Parte il Sostegno per l’Inclusione attiva, immigrati ammessi solo se hanno la carta di soggiorno. Guariso (Asgi): “Requisito illegittimo e senza senso”
Roma – 2 settembre 2016 – Parte il Sostegno per l’Inclusione attiva (SIA), la nuova misura nazionale di contrasto della povertà rivolta alle famiglie che si trovano in condizioni di “particolare fragilità sociale e disagio economico”. Se però sono famiglie di immigrati, essere molto povere non basta.
Il Sia prevede il rilascio di una carta di pagamento elettronica che permetterà ai titolari di fare la spese, comprare medicine o pagare bollette delle utenze domestiche.
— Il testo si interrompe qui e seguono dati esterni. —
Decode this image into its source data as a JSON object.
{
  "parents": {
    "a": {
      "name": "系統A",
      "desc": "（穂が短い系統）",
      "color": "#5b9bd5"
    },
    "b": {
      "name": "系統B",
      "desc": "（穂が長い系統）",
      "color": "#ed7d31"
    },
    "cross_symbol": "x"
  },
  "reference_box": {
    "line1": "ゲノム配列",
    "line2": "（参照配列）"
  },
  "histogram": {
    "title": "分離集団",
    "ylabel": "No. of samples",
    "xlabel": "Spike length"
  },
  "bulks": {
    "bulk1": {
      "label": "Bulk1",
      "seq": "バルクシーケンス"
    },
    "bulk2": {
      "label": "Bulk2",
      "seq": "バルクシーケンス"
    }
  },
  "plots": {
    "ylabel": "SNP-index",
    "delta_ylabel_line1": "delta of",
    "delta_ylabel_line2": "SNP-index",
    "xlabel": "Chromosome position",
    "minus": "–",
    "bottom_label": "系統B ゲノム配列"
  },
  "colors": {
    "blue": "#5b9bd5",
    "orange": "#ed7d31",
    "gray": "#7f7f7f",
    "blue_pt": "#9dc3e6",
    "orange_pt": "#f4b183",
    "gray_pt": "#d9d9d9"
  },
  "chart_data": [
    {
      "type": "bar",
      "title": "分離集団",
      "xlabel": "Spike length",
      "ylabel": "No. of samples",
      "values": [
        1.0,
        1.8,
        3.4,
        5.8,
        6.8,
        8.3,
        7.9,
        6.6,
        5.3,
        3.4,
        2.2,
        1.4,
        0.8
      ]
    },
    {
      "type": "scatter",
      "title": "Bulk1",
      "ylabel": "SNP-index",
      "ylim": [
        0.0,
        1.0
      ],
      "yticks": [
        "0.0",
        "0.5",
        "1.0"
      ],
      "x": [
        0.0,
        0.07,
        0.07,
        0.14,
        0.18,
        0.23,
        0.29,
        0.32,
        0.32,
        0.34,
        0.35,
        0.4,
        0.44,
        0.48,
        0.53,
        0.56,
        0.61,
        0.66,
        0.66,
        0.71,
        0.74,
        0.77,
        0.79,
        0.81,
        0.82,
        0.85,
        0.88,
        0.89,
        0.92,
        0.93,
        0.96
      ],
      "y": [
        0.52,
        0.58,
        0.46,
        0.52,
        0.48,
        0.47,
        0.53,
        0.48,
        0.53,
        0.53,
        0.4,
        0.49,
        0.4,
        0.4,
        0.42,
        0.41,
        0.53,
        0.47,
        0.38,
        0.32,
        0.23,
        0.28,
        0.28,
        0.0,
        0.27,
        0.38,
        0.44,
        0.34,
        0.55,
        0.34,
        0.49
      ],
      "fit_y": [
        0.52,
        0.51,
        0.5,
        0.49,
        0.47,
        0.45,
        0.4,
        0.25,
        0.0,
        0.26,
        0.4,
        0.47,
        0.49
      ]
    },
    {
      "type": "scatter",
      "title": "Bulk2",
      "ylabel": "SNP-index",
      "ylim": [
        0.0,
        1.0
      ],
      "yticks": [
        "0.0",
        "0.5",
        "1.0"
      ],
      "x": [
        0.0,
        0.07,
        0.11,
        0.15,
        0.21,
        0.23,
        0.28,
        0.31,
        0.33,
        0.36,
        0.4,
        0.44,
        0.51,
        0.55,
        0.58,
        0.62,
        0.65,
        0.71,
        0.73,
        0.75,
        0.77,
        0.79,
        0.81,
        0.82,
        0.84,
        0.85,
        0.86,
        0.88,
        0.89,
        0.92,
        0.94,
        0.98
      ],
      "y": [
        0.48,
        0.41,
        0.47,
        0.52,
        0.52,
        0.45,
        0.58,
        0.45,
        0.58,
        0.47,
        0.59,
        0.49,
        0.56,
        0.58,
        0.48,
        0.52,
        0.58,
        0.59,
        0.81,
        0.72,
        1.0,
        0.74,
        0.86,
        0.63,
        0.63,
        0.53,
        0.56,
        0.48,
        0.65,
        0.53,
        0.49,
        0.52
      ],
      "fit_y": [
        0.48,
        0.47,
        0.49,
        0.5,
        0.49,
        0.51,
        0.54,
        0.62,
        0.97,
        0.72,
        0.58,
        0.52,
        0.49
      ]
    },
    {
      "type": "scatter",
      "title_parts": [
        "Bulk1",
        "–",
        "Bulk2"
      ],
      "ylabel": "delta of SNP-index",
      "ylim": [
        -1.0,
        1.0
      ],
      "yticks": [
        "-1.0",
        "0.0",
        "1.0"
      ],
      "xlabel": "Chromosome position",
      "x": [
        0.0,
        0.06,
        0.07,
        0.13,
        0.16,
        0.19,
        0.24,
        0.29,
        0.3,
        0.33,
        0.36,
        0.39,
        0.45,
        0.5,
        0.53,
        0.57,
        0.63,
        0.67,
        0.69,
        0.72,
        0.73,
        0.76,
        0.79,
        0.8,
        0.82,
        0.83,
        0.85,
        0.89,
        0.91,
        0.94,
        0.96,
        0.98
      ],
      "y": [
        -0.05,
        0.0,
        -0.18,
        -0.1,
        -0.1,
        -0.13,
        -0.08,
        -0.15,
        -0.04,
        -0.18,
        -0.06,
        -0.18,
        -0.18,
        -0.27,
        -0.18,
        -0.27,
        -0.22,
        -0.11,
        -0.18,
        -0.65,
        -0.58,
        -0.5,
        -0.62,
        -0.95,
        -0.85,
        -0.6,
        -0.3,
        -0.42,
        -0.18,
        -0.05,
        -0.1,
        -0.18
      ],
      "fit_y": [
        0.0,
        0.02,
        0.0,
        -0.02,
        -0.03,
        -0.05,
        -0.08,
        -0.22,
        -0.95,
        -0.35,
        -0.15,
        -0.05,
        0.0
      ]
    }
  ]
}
Lo Stato la caricherà con un contributo che varia dagli 80 a 400 euro al mese, in base al numero di componenti della famiglia. I beneficiari, si impegneranno a seguire percorsi (ricerca lavoro, formazione professionale, scuola ecc.) che dovrebbero renderli progressivamente autonomi. QUI I DETTAGLI
Da oggi 2 settembre si possono presentare le domande presso i Comuni. Sono richiesti la presenza di almeno un figlio minore, un disabile o una donna incinta, un Isee non superiore ai 3 mila euro, l’assenza di beni di valore, assegni di disoccupazione o sussidi superiori a 600 euro. Chi presenta la domanda deve anche essere residente in Italia da almeno due anni.
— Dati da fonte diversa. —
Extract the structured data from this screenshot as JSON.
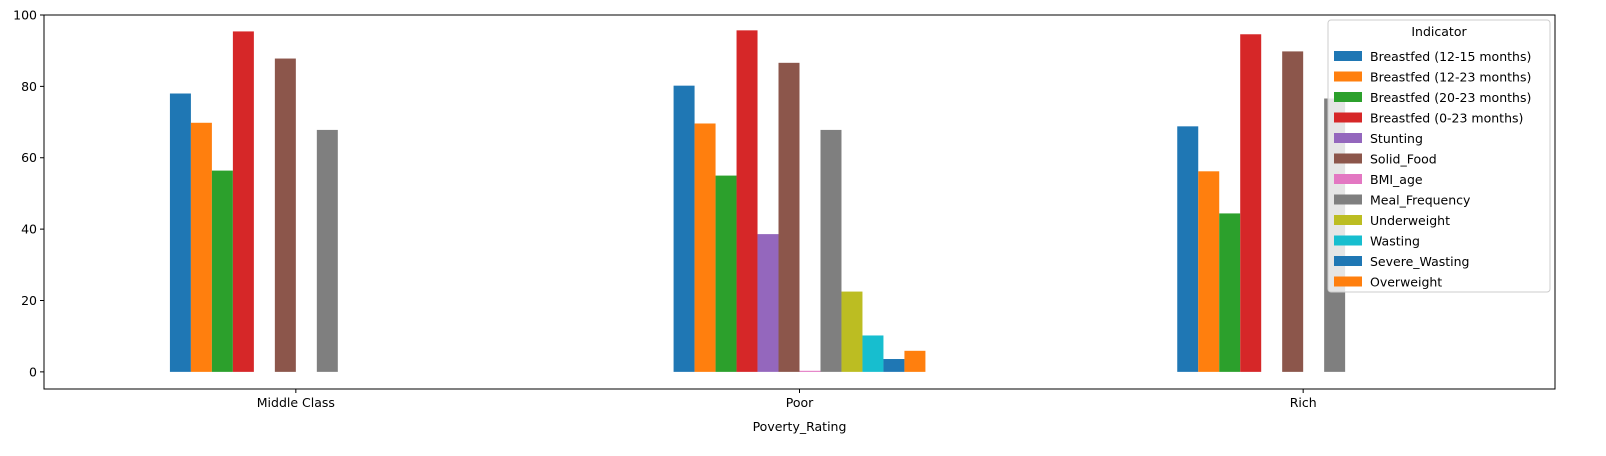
{
  "chart_data": {
    "type": "bar",
    "xlabel": "Poverty_Rating",
    "ylabel": "",
    "ylim": [
      -4.8,
      100
    ],
    "yticks": [
      0,
      20,
      40,
      60,
      80,
      100
    ],
    "categories": [
      "Middle Class",
      "Poor",
      "Rich"
    ],
    "legend": {
      "title": "Indicator",
      "placement": "top-right"
    },
    "series": [
      {
        "name": "Breastfed (12-15 months)",
        "color": "#1f77b4",
        "values": [
          78.0,
          80.2,
          68.8
        ]
      },
      {
        "name": "Breastfed (12-23 months)",
        "color": "#ff7f0e",
        "values": [
          69.8,
          69.6,
          56.2
        ]
      },
      {
        "name": "Breastfed (20-23 months)",
        "color": "#2ca02c",
        "values": [
          56.4,
          55.0,
          44.4
        ]
      },
      {
        "name": "Breastfed (0-23 months)",
        "color": "#d62728",
        "values": [
          95.4,
          95.7,
          94.6
        ]
      },
      {
        "name": "Stunting",
        "color": "#9467bd",
        "values": [
          null,
          38.6,
          null
        ]
      },
      {
        "name": "Solid_Food",
        "color": "#8c564b",
        "values": [
          87.8,
          86.6,
          89.8
        ]
      },
      {
        "name": "BMI_age",
        "color": "#e377c2",
        "values": [
          null,
          0.3,
          null
        ]
      },
      {
        "name": "Meal_Frequency",
        "color": "#7f7f7f",
        "values": [
          67.8,
          67.8,
          76.6
        ]
      },
      {
        "name": "Underweight",
        "color": "#bcbd22",
        "values": [
          null,
          22.5,
          null
        ]
      },
      {
        "name": "Wasting",
        "color": "#17becf",
        "values": [
          null,
          10.2,
          null
        ]
      },
      {
        "name": "Severe_Wasting",
        "color": "#1f77b4",
        "values": [
          null,
          3.6,
          null
        ]
      },
      {
        "name": "Overweight",
        "color": "#ff7f0e",
        "values": [
          null,
          5.9,
          null
        ]
      }
    ]
  }
}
Infine, è anche la cittadinanza a fare la differenza tra poveri da aiutare e non. Via libera agli italiani, ai comunitari e ai loro familiari, mentre gli extracomunitari, come confermano i moduli pubblicati dall’Inps, sono ammessi solo se titolari del permesso di soggiorno CE per soggiornanti di lungo periodo (la “carta di soggiorno”), per asilo politico o per protezione sussidiaria.
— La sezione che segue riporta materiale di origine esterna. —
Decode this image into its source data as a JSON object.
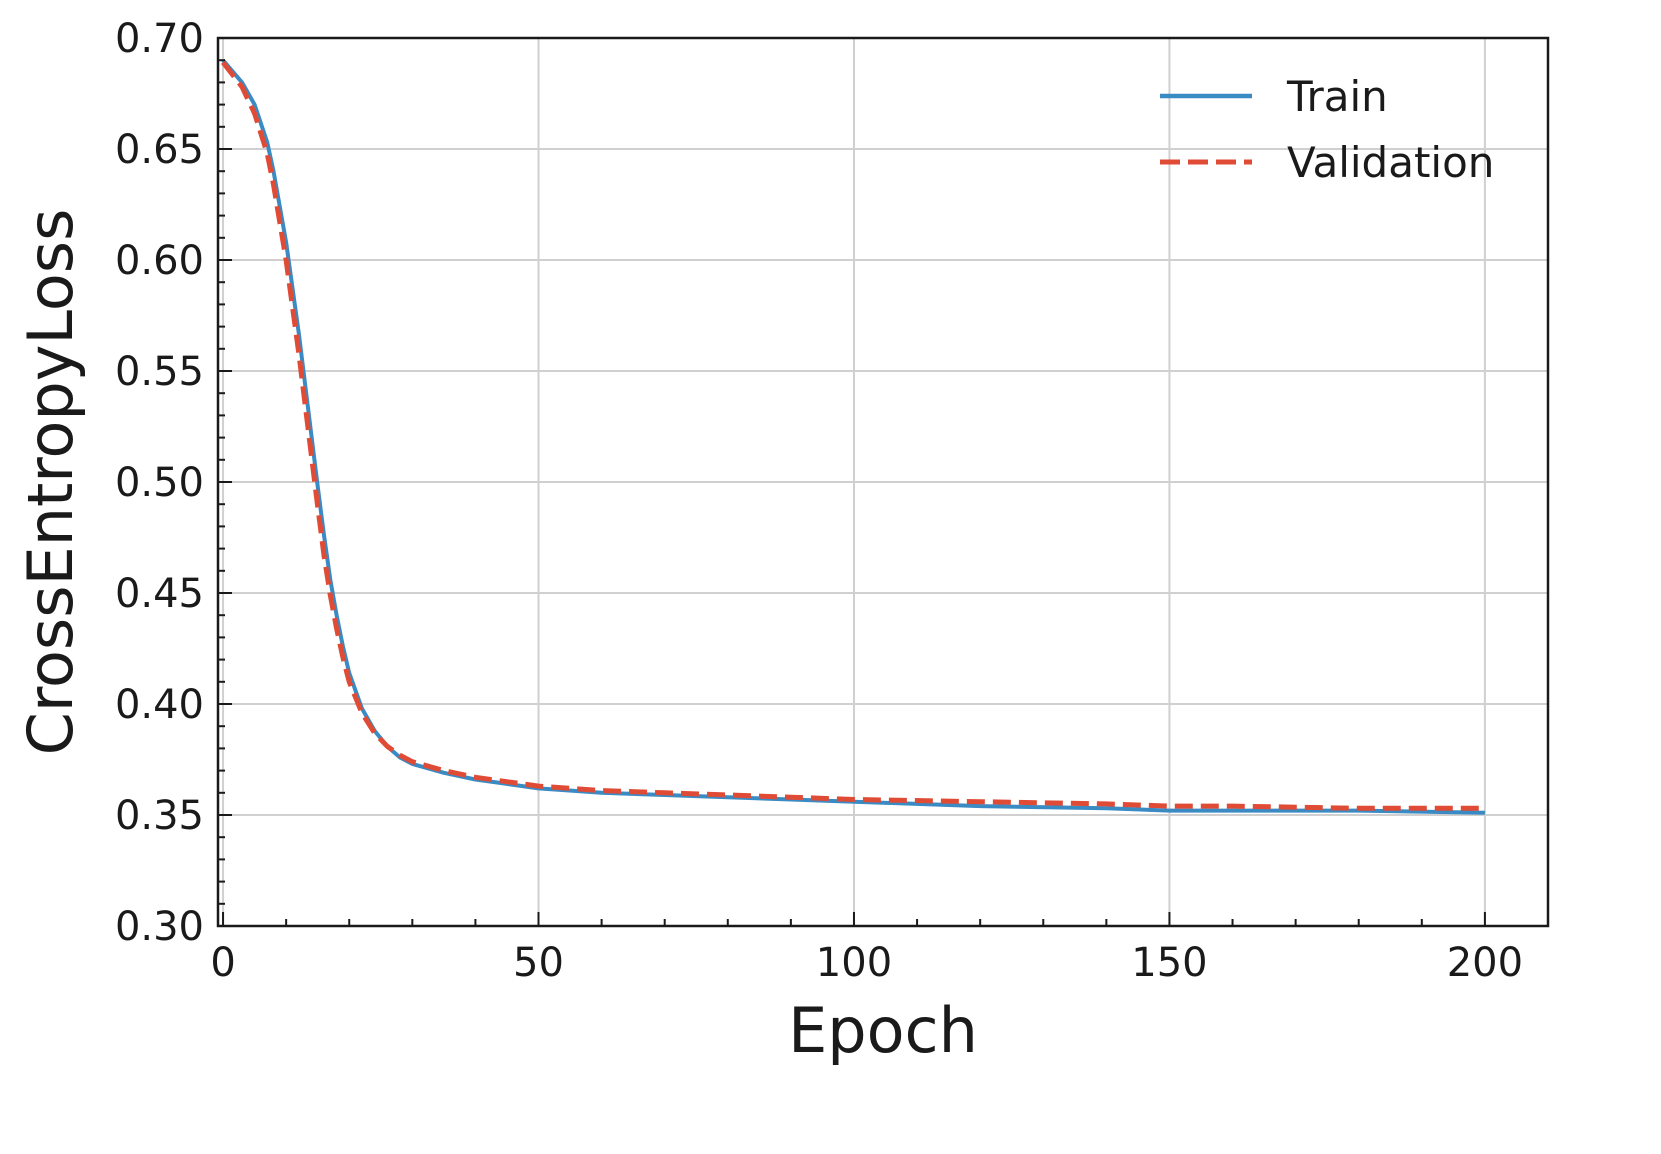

Niente da fare, invece, per chi ha un “normale” permesso valido per lavorare (per esempio un permesso per motivi di lavoro o per motivi familiari), come circa la metà degli immigrati in Italia. Secondo la normativa europea, dovrebbe essere equiparato agli italiani nelle prestazioni sociali, ma anche stavolta il governo sembra essersene dimenticato e, mentre restringe la platea dei beneficiari, scopre il fianco ai ricorsi degli esclusi.
L’avvocato Alberto Guariso, in una dettagliata analisi pubblicata sul sito dell’Associazione per gli studi Giuridici sull’immigrazione, sostiene l’illegittimità di questa esclusione. Contesta però anche il ragionamento da cui sembra nata, e cioè “che lo straniero “ordinario” (quello cioè che non ha ancora conseguito il permesso di lungo periodo: e si tratta del 45% degli stranieri) non può essere migrante e povero allo stesso tempo: se in condizioni di povertà assoluta, è destinato inevitabilmente a perdere il titolo di soggiorno e dunque ad andarsene: dunque il migrante povero…non esiste ed è quindi inutile occuparsene”.
“Tutti sanno – sottolinea Guariso – che non è così: molti stranieri, alternando periodi di disoccupazione e periodi di lavoro precario a bassissimo salario (nella logistica, nelle pulizie, nel lavoro domestico etc.) rimangono legittimamente sul nostro territorio per decine di anni, senza mai poter accedere al permesso di lungo periodo; o per carenza di reddito (come noto per accedere al permesso è richiesto un reddito pari all’assegno sociale) o, più spesso, per l’impossibilità di accedere ad un alloggio idoneo (l’altra condizione richiesta dall’art. 9 TU immigrazione)”.
“Che senso può avere – chiede Guariso – escludere costoro, che sono e restano legittimamente presenti sul nostro territorio, da una misura di contrasto alla povertà?”